AZ immigration law- The only thing clear about Romney’s record is that he endorsed Arizona’s controversial immigration law, SB 1070, a law allowing random document checks and detainment. He called it a “model” for enforcing immigration law. 

Border Fence- Romney wants to build a 2,600 mile fence along the U.S./ Mexico border that is monitored by armed guards.

DREAM ACT- Romney opposes the DREAM Act. He opposes free tuition or amnesty.

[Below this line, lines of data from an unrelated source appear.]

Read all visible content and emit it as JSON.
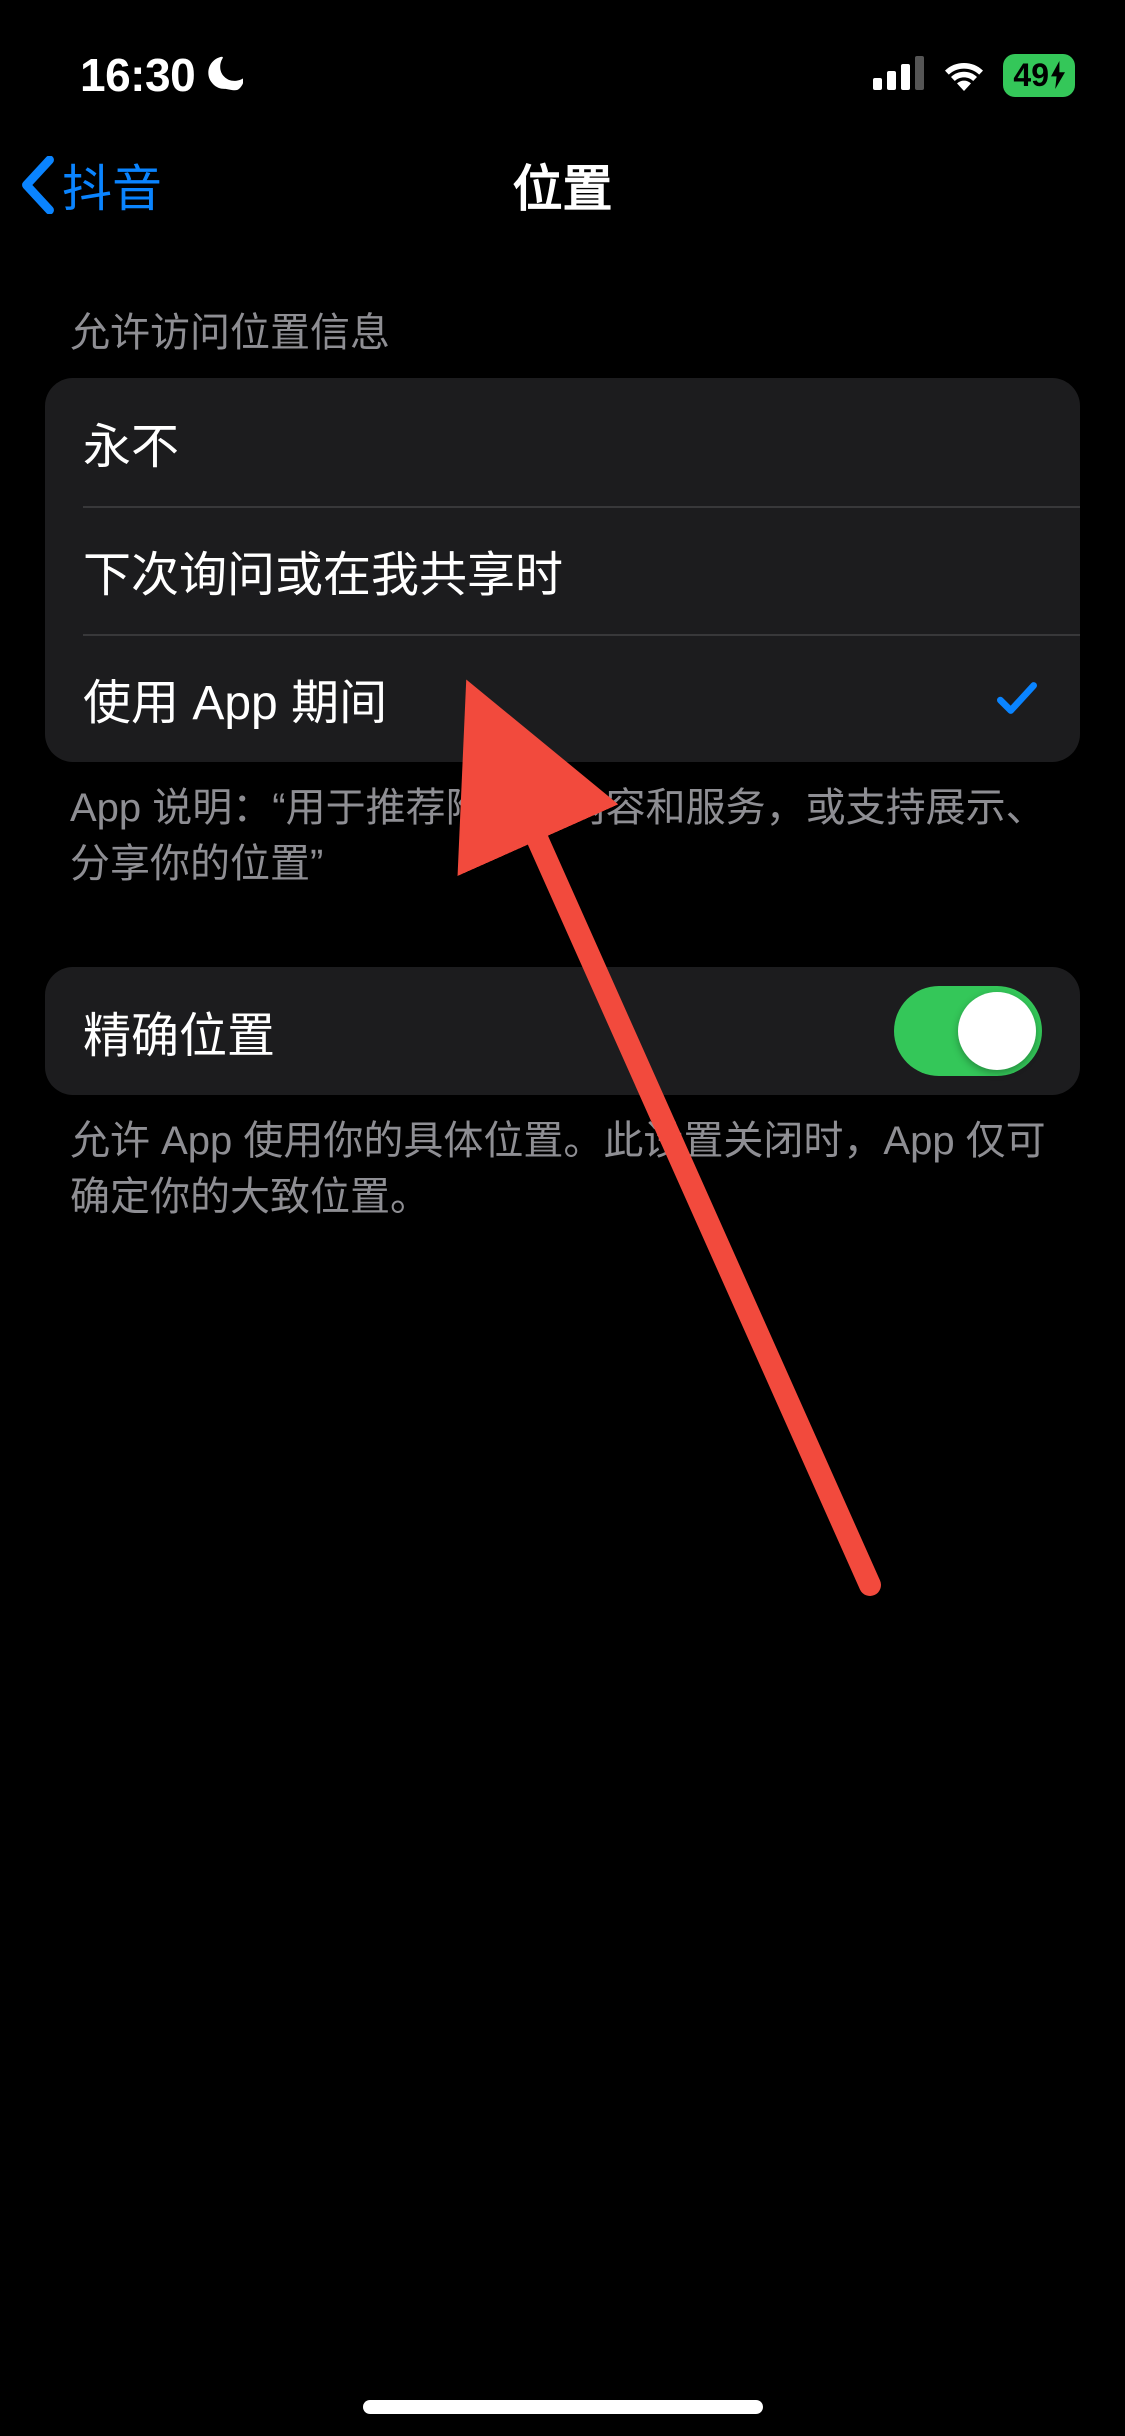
{
  "status": {
    "time": "16:30",
    "battery_percent": "49"
  },
  "nav": {
    "back_label": "抖音",
    "title": "位置"
  },
  "sections": {
    "location_access": {
      "header": "允许访问位置信息",
      "options": [
        {
          "label": "永不",
          "selected": false
        },
        {
          "label": "下次询问或在我共享时",
          "selected": false
        },
        {
          "label": "使用 App 期间",
          "selected": true
        }
      ],
      "footer": "App 说明：“用于推荐附近的内容和服务，或支持展示、分享你的位置”"
    },
    "precise": {
      "label": "精确位置",
      "enabled": true,
      "footer": "允许 App 使用你的具体位置。此设置关闭时，App 仅可确定你的大致位置。"
    }
  }
}
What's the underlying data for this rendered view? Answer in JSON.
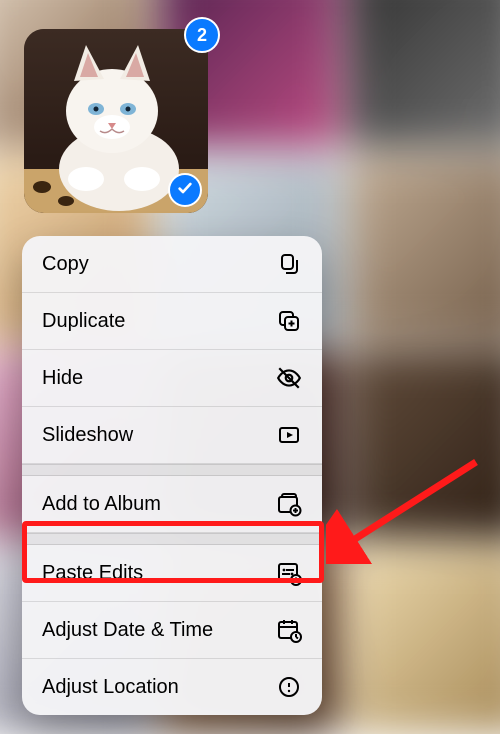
{
  "selection": {
    "count": "2",
    "checked": true
  },
  "menu": {
    "items": [
      {
        "label": "Copy",
        "icon": "copy-icon"
      },
      {
        "label": "Duplicate",
        "icon": "duplicate-icon"
      },
      {
        "label": "Hide",
        "icon": "hide-icon"
      },
      {
        "label": "Slideshow",
        "icon": "slideshow-icon"
      }
    ],
    "items2": [
      {
        "label": "Add to Album",
        "icon": "add-to-album-icon"
      }
    ],
    "items3": [
      {
        "label": "Paste Edits",
        "icon": "paste-edits-icon",
        "highlighted": true
      },
      {
        "label": "Adjust Date & Time",
        "icon": "adjust-date-time-icon"
      },
      {
        "label": "Adjust Location",
        "icon": "adjust-location-icon"
      }
    ]
  },
  "annotation": {
    "highlight": "Paste Edits"
  }
}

Education- Does not want to allow educational benefits for undocumented persons.  This walks a fine line with Plyler v. Doe, where the Supreme Court struck down a financing scheme to children of undocumented immigrants that denied them education. The court never explicitly held that there is a right to education under the Constitution, but it very likely that completely denying education to undocumented persons would violate equal protection.  

Romney opposes scholarships for undocumented students. He also opposes in-state tuition.

Romney does, however, support encouraging application for and increasing the number of visas for immigrations with advanced degrees in the STEM fields.  

Though Romney does not want to permit education for undocumented persons, he is fine with allowing people to die fighting for our country. For Romney, legal status would be available for border crossers who serve in our military.

Government:   

Romney wants to make English the official language.

He wants to speed up the deportation process to within 90 days.

He wants to get rid of “chain migration” or the ability of one immigrant to bring their families over. This would erode a system that is already in place.

No driver’s licenses for undocumented immigrants.



—————————————————————-

Obama has had a negative record in office on immigration. Deportations have dramatically increased. I am hopeful, though, that once the election is over and if Obama is elected for a new term, he will be able to buckle down and follow through on his first term campaign promises to reform the immigration system.  It is convoluted, backlogged, unfair and illogical; it needs a major overhaul. Last year’s order to focus enforcement on criminals and his largely positive past voting records makes it likely that he is moving in that direction. With the hubbub of mud slinging campaign tactics and media frenzy behind him, and hopefully a more cooperative Congress, his chances of following through in the second term are much higher.